January 2018: both Bustednuckles and myself had birthdays. Unless his was early February. Which pretty much catches every one up to date on me. (Happy Belittled Birfday, my OLD friend! And no, that ain't a spellchecker issue...)
There are a few other honorable mentions:
I was diagnosed with non Hodgkin's lymphoma some time back. Don't remember when, don't care. By the time this slow acting cancer kills me, I'll probably be already dead at least 3 years from old age.
I broke my back. Not broke-broke, just kinda middlin' broke. Was moving a big billy goat, who was acting kind of gruff, to new pasturage, and he took off down a ridge we were traversing. I held on to the rope lead, rolling down the ridge to give the goat something to keep him amused as he hopped and bounced along beside until I finally brought him to a shuddering halt by the expedient method of wrapping my own body around a small tree.
Guess I showed HIM!
However, when wrapping trees, one should always remember to go WITH the grain. Yours, not the tree's.
I broke one of those spur looking thingies from a vertebrae. I forget which one. They told me, but it didn't mean so much to me as where the spur thingie ended up... Which is under the vertebrae below, compressing and pinching my sciatic nerve.
I don't have medical insurance thanks to one of America's Afro-American presidents (hint: one of the more recent ones...) and am having the devil's own time getting Medicaid due to inept beaurocrats, so have been dealing with both of those issue's physical and emotional bullshit since 2016 or so.
Farm is still here. Pigs, chickens, rabbits, ducks, quail. Still struggling with a decent garden and feed corn field as well as wheat, (nothing happened much on that front last year, as in May, my garden and fields have usually just barely gotten started. Last year I was anaffordably (not a typo) deranged (again, not a typo). But each day I make progress. I KNOW this, because I purchased an electron microscope in order to chart my successes!
For those who care, I apologize for my long silence. I do get down every now and then, and have always had y'all's support to boost me up. I owe you some news once in awhile, good, bad, or indifferent. You have not been, and never while I breathe, will be, unappreciated.
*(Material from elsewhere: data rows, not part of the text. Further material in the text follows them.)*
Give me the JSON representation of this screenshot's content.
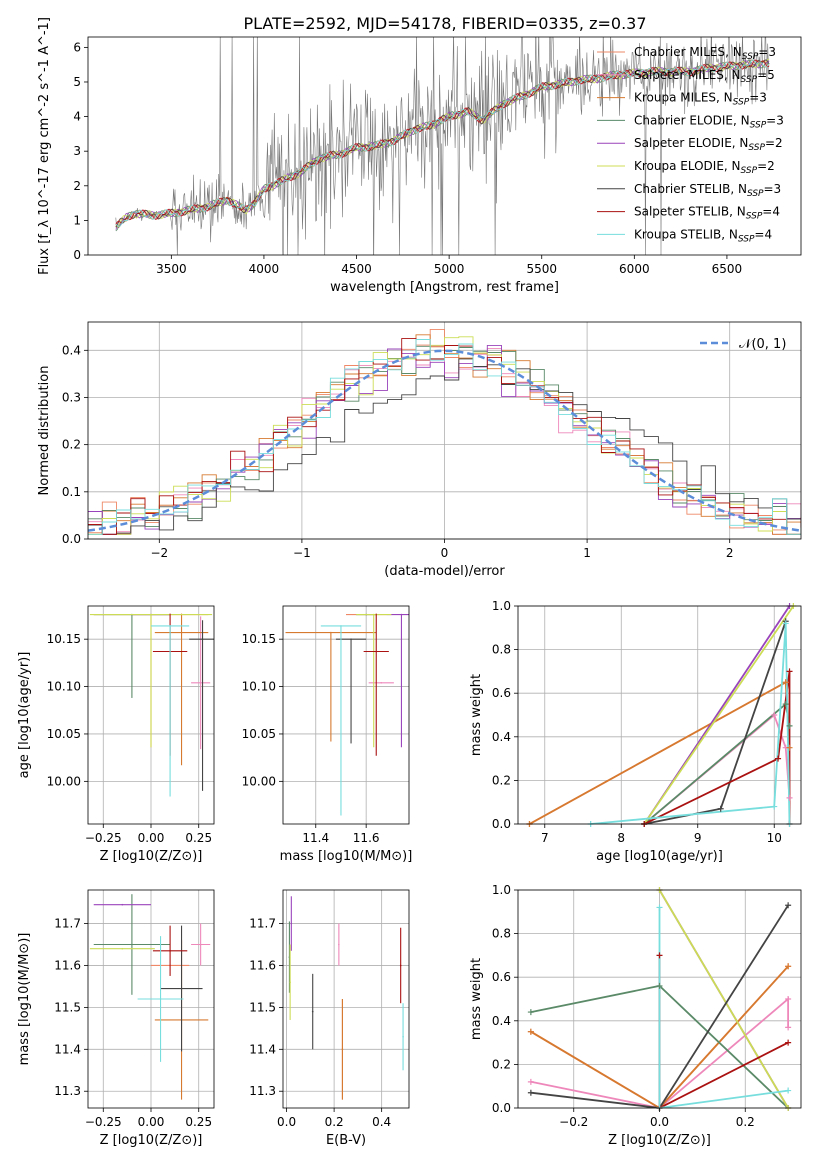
{
  "figure_title": "PLATE=2592, MJD=54178, FIBERID=0335, z=0.37",
  "colors": {
    "chabrier_miles": "#ee8866",
    "salpeter_miles": "#ee88bb",
    "kroupa_miles": "#d67a30",
    "chabrier_elodie": "#5a8a68",
    "salpeter_elodie": "#9944bb",
    "kroupa_elodie": "#ccdd55",
    "chabrier_stelib": "#444444",
    "salpeter_stelib": "#aa1111",
    "kroupa_stelib": "#77dddd",
    "data": "#777777",
    "gaussian": "#5b8dd9",
    "grid": "#b0b0b0"
  },
  "chart_data": [
    {
      "id": "spectrum",
      "type": "line",
      "title": "PLATE=2592, MJD=54178, FIBERID=0335, z=0.37",
      "xlabel": "wavelength [Angstrom, rest frame]",
      "ylabel": "Flux [f_λ 10^-17 erg cm^-2 s^-1 A^-1]",
      "xlim": [
        3050,
        6900
      ],
      "ylim": [
        0,
        6.3
      ],
      "xticks": [
        "3500",
        "4000",
        "4500",
        "5000",
        "5500",
        "6000",
        "6500"
      ],
      "yticks": [
        "0",
        "1",
        "2",
        "3",
        "4",
        "5",
        "6"
      ],
      "grid": false,
      "legend_position": "top-right",
      "legend": [
        "Chabrier MILES, N_SSP=3",
        "Salpeter MILES, N_SSP=5",
        "Kroupa MILES, N_SSP=3",
        "Chabrier ELODIE, N_SSP=3",
        "Salpeter ELODIE, N_SSP=2",
        "Kroupa ELODIE, N_SSP=2",
        "Chabrier STELIB, N_SSP=3",
        "Salpeter STELIB, N_SSP=4",
        "Kroupa STELIB, N_SSP=4"
      ],
      "model_continuum": {
        "x": [
          3200,
          3260,
          3300,
          3400,
          3500,
          3600,
          3700,
          3800,
          3900,
          3950,
          4000,
          4100,
          4200,
          4300,
          4400,
          4500,
          4600,
          4700,
          4800,
          4900,
          5000,
          5100,
          5180,
          5300,
          5400,
          5500,
          5600,
          5700,
          5800,
          5900,
          6000,
          6100,
          6200,
          6300,
          6400,
          6500,
          6600,
          6730
        ],
        "y": [
          0.8,
          1.1,
          1.2,
          1.15,
          1.2,
          1.3,
          1.4,
          1.6,
          1.3,
          1.5,
          1.9,
          2.15,
          2.4,
          2.8,
          2.9,
          3.1,
          3.15,
          3.3,
          3.6,
          3.75,
          4.0,
          4.15,
          3.9,
          4.4,
          4.6,
          4.85,
          4.95,
          5.05,
          5.1,
          5.2,
          5.25,
          5.3,
          5.3,
          5.3,
          5.4,
          5.45,
          5.5,
          5.55
        ]
      }
    },
    {
      "id": "residuals",
      "type": "bar",
      "title": "",
      "xlabel": "(data-model)/error",
      "ylabel": "Normed distribution",
      "xlim": [
        -2.5,
        2.5
      ],
      "ylim": [
        0,
        0.46
      ],
      "xticks": [
        "−2",
        "−1",
        "0",
        "1",
        "2"
      ],
      "yticks": [
        "0.0",
        "0.1",
        "0.2",
        "0.3",
        "0.4"
      ],
      "grid": true,
      "legend_position": "top-right",
      "legend": [
        "𝒩(0, 1)"
      ],
      "bin_width": 0.1,
      "reference_curve": "standard normal density, mean 0, sigma 1"
    },
    {
      "id": "age_vs_Z",
      "type": "scatter",
      "xlabel": "Z [log10(Z/Z⊙)]",
      "ylabel": "age  [log10(age/yr)]",
      "xlim": [
        -0.33,
        0.33
      ],
      "ylim": [
        9.955,
        10.185
      ],
      "xticks": [
        "−0.25",
        "0.00",
        "0.25"
      ],
      "yticks": [
        "10.00",
        "10.05",
        "10.10",
        "10.15"
      ],
      "grid": true,
      "points": [
        {
          "model": "Chabrier MILES",
          "x": 0.0,
          "y": 10.176,
          "xerr": 0.3,
          "yerr_low": 0.14,
          "yerr_high": 0.0
        },
        {
          "model": "Salpeter MILES",
          "x": 0.26,
          "y": 10.104,
          "xerr": 0.05,
          "yerr_low": 0.07,
          "yerr_high": 0.07
        },
        {
          "model": "Kroupa MILES",
          "x": 0.16,
          "y": 10.157,
          "xerr": 0.14,
          "yerr_low": 0.14,
          "yerr_high": 0.02
        },
        {
          "model": "Chabrier ELODIE",
          "x": -0.1,
          "y": 10.176,
          "xerr": 0.2,
          "yerr_low": 0.088,
          "yerr_high": 0.0
        },
        {
          "model": "Salpeter ELODIE",
          "x": 0.0,
          "y": 10.176,
          "xerr": 0.1,
          "yerr_low": 0.0,
          "yerr_high": 0.0
        },
        {
          "model": "Kroupa ELODIE",
          "x": 0.0,
          "y": 10.176,
          "xerr": 0.32,
          "yerr_low": 0.14,
          "yerr_high": 0.0
        },
        {
          "model": "Chabrier STELIB",
          "x": 0.27,
          "y": 10.15,
          "xerr": 0.07,
          "yerr_low": 0.16,
          "yerr_high": 0.02
        },
        {
          "model": "Salpeter STELIB",
          "x": 0.1,
          "y": 10.137,
          "xerr": 0.09,
          "yerr_low": 0.11,
          "yerr_high": 0.04
        },
        {
          "model": "Kroupa STELIB",
          "x": 0.1,
          "y": 10.164,
          "xerr": 0.1,
          "yerr_low": 0.18,
          "yerr_high": 0.0
        }
      ]
    },
    {
      "id": "age_vs_mass",
      "type": "scatter",
      "xlabel": "mass [log10(M/M⊙)]",
      "ylabel": "",
      "xlim": [
        11.27,
        11.77
      ],
      "ylim": [
        9.955,
        10.185
      ],
      "xticks": [
        "11.4",
        "11.6"
      ],
      "yticks": [
        "10.00",
        "10.05",
        "10.10",
        "10.15"
      ],
      "grid": true,
      "points": [
        {
          "model": "Chabrier MILES",
          "x": 11.6,
          "y": 10.176,
          "xerr": 0.08,
          "yerr_low": 0.0,
          "yerr_high": 0.0
        },
        {
          "model": "Salpeter MILES",
          "x": 11.66,
          "y": 10.104,
          "xerr": 0.05,
          "yerr_low": 0.0,
          "yerr_high": 0.0
        },
        {
          "model": "Kroupa MILES",
          "x": 11.46,
          "y": 10.157,
          "xerr": 0.18,
          "yerr_low": 0.115,
          "yerr_high": 0.0
        },
        {
          "model": "Chabrier ELODIE",
          "x": 11.6,
          "y": 10.176,
          "xerr": 0.04,
          "yerr_low": 0.0,
          "yerr_high": 0.0
        },
        {
          "model": "Salpeter ELODIE",
          "x": 11.74,
          "y": 10.176,
          "xerr": 0.06,
          "yerr_low": 0.14,
          "yerr_high": 0.0
        },
        {
          "model": "Kroupa ELODIE",
          "x": 11.63,
          "y": 10.176,
          "xerr": 0.07,
          "yerr_low": 0.14,
          "yerr_high": 0.0
        },
        {
          "model": "Chabrier STELIB",
          "x": 11.54,
          "y": 10.15,
          "xerr": 0.06,
          "yerr_low": 0.11,
          "yerr_high": 0.0
        },
        {
          "model": "Salpeter STELIB",
          "x": 11.64,
          "y": 10.137,
          "xerr": 0.05,
          "yerr_low": 0.11,
          "yerr_high": 0.04
        },
        {
          "model": "Kroupa STELIB",
          "x": 11.5,
          "y": 10.164,
          "xerr": 0.08,
          "yerr_low": 0.2,
          "yerr_high": 0.0
        }
      ]
    },
    {
      "id": "weight_vs_age",
      "type": "line",
      "xlabel": "age  [log10(age/yr)]",
      "ylabel": "mass weight",
      "xlim": [
        6.65,
        10.35
      ],
      "ylim": [
        0,
        1
      ],
      "xticks": [
        "7",
        "8",
        "9",
        "10"
      ],
      "yticks": [
        "0.0",
        "0.2",
        "0.4",
        "0.6",
        "0.8",
        "1.0"
      ],
      "grid": true,
      "series": [
        {
          "model": "Chabrier MILES",
          "x": [
            6.8,
            10.15
          ],
          "y": [
            0.0,
            0.65
          ]
        },
        {
          "model": "Salpeter MILES",
          "x": [
            8.3,
            10.0,
            10.15,
            10.2
          ],
          "y": [
            0.0,
            0.5,
            0.35,
            0.12
          ]
        },
        {
          "model": "Kroupa MILES",
          "x": [
            6.8,
            10.15,
            10.2
          ],
          "y": [
            0.0,
            0.65,
            0.35
          ]
        },
        {
          "model": "Chabrier ELODIE",
          "x": [
            8.3,
            10.15,
            10.2
          ],
          "y": [
            0.0,
            0.55,
            0.45
          ]
        },
        {
          "model": "Salpeter ELODIE",
          "x": [
            8.3,
            10.2
          ],
          "y": [
            0.0,
            1.0
          ]
        },
        {
          "model": "Kroupa ELODIE",
          "x": [
            8.3,
            10.25
          ],
          "y": [
            0.0,
            1.0
          ]
        },
        {
          "model": "Chabrier STELIB",
          "x": [
            8.3,
            9.3,
            10.15
          ],
          "y": [
            0.0,
            0.07,
            0.93
          ]
        },
        {
          "model": "Salpeter STELIB",
          "x": [
            8.3,
            10.05,
            10.2,
            10.2
          ],
          "y": [
            0.0,
            0.3,
            0.7,
            0.0
          ]
        },
        {
          "model": "Kroupa STELIB",
          "x": [
            7.6,
            10.0,
            10.15,
            10.2
          ],
          "y": [
            0.0,
            0.08,
            0.92,
            0.0
          ]
        }
      ]
    },
    {
      "id": "mass_vs_Z",
      "type": "scatter",
      "xlabel": "Z [log10(Z/Z⊙)]",
      "ylabel": "mass [log10(M/M⊙)]",
      "xlim": [
        -0.33,
        0.33
      ],
      "ylim": [
        11.26,
        11.78
      ],
      "xticks": [
        "−0.25",
        "0.00",
        "0.25"
      ],
      "yticks": [
        "11.3",
        "11.4",
        "11.5",
        "11.6",
        "11.7"
      ],
      "grid": true,
      "points": [
        {
          "model": "Chabrier MILES",
          "x": 0.1,
          "y": 11.6,
          "xerr": 0.1,
          "yerr": 0.0
        },
        {
          "model": "Salpeter MILES",
          "x": 0.26,
          "y": 11.65,
          "xerr": 0.05,
          "yerr": 0.05
        },
        {
          "model": "Kroupa MILES",
          "x": 0.16,
          "y": 11.47,
          "xerr": 0.14,
          "yerr": 0.19
        },
        {
          "model": "Chabrier ELODIE",
          "x": -0.1,
          "y": 11.65,
          "xerr": 0.2,
          "yerr": 0.12
        },
        {
          "model": "Salpeter ELODIE",
          "x": -0.15,
          "y": 11.745,
          "xerr": 0.15,
          "yerr": 0.0
        },
        {
          "model": "Kroupa ELODIE",
          "x": -0.15,
          "y": 11.64,
          "xerr": 0.17,
          "yerr": 0.0
        },
        {
          "model": "Chabrier STELIB",
          "x": 0.16,
          "y": 11.545,
          "xerr": 0.11,
          "yerr": 0.15
        },
        {
          "model": "Salpeter STELIB",
          "x": 0.1,
          "y": 11.635,
          "xerr": 0.09,
          "yerr": 0.06
        },
        {
          "model": "Kroupa STELIB",
          "x": 0.05,
          "y": 11.52,
          "xerr": 0.12,
          "yerr": 0.15
        }
      ]
    },
    {
      "id": "mass_vs_ebv",
      "type": "scatter",
      "xlabel": "E(B-V)",
      "ylabel": "",
      "xlim": [
        -0.015,
        0.515
      ],
      "ylim": [
        11.26,
        11.78
      ],
      "xticks": [
        "0.0",
        "0.2",
        "0.4"
      ],
      "yticks": [
        "11.3",
        "11.4",
        "11.5",
        "11.6",
        "11.7"
      ],
      "grid": true,
      "points": [
        {
          "model": "Chabrier MILES",
          "x": 0.235,
          "y": 11.4,
          "yerr": 0.12
        },
        {
          "model": "Salpeter MILES",
          "x": 0.22,
          "y": 11.65,
          "yerr": 0.05
        },
        {
          "model": "Kroupa MILES",
          "x": 0.235,
          "y": 11.4,
          "yerr": 0.12
        },
        {
          "model": "Chabrier ELODIE",
          "x": 0.012,
          "y": 11.62,
          "yerr": 0.085
        },
        {
          "model": "Salpeter ELODIE",
          "x": 0.02,
          "y": 11.7,
          "yerr": 0.065
        },
        {
          "model": "Kroupa ELODIE",
          "x": 0.015,
          "y": 11.56,
          "yerr": 0.09
        },
        {
          "model": "Chabrier STELIB",
          "x": 0.11,
          "y": 11.49,
          "yerr": 0.09
        },
        {
          "model": "Salpeter STELIB",
          "x": 0.48,
          "y": 11.6,
          "yerr": 0.09
        },
        {
          "model": "Kroupa STELIB",
          "x": 0.49,
          "y": 11.43,
          "yerr": 0.08
        }
      ]
    },
    {
      "id": "weight_vs_Z",
      "type": "line",
      "xlabel": "Z [log10(Z/Z⊙)]",
      "ylabel": "mass weight",
      "xlim": [
        -0.33,
        0.33
      ],
      "ylim": [
        0,
        1
      ],
      "xticks": [
        "−0.2",
        "0.0",
        "0.2"
      ],
      "yticks": [
        "0.0",
        "0.2",
        "0.4",
        "0.6",
        "0.8",
        "1.0"
      ],
      "grid": true,
      "series": [
        {
          "model": "Chabrier MILES",
          "x": [
            -0.3,
            0.0,
            0.3
          ],
          "y": [
            0.35,
            0.0,
            0.65
          ]
        },
        {
          "model": "Salpeter MILES",
          "x": [
            -0.3,
            0.0,
            0.3,
            0.3
          ],
          "y": [
            0.12,
            0.0,
            0.5,
            0.37
          ]
        },
        {
          "model": "Kroupa MILES",
          "x": [
            -0.3,
            0.0,
            0.3
          ],
          "y": [
            0.35,
            0.0,
            0.65
          ]
        },
        {
          "model": "Chabrier ELODIE",
          "x": [
            -0.3,
            0.0,
            0.3
          ],
          "y": [
            0.44,
            0.56,
            0.0
          ]
        },
        {
          "model": "Salpeter ELODIE",
          "x": [
            0.0,
            0.3
          ],
          "y": [
            1.0,
            0.0
          ]
        },
        {
          "model": "Kroupa ELODIE",
          "x": [
            0.0,
            0.3
          ],
          "y": [
            1.0,
            0.0
          ]
        },
        {
          "model": "Chabrier STELIB",
          "x": [
            -0.3,
            0.0,
            0.3
          ],
          "y": [
            0.07,
            0.0,
            0.93
          ]
        },
        {
          "model": "Salpeter STELIB",
          "x": [
            0.0,
            0.0,
            0.3
          ],
          "y": [
            0.7,
            0.0,
            0.3
          ]
        },
        {
          "model": "Kroupa STELIB",
          "x": [
            0.0,
            0.0,
            0.3
          ],
          "y": [
            0.92,
            0.0,
            0.08
          ]
        }
      ]
    }
  ]
}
And to all of you who have never really given a shit about me, but have followed my blog anyway:
Phhllllllllllltttt.
3 comments:
Glad yer back. Tried Emailing, but never heard from ya.
Kept you on my blogroll though, just in case.
FUCK DUDE!!
You sure we ain't related?!
Jesus Christ on a crutch, and you never thought maybe somebody out here on the net might give a shit?
SHAME ON YOU!!
Put Rosie on for a minute so I can advise her which fryin' pan to use on your stubborn ass, trust me, it will be the big one.
Shit boy, I hope someone up there decides you've had enough shit sandwich for the time being, seems to me that's all you've had for a long time.
Damn. You need to post more often too.
BTW, Happy Birthday young'un.
For fucks sake, take care of yourself so you'll be around for another one!
Well, finally quit smoking...
AND I don't run around wif wild wimmen much these days, neither. Rosie's gitting older now, and I can catch her after just a short jog!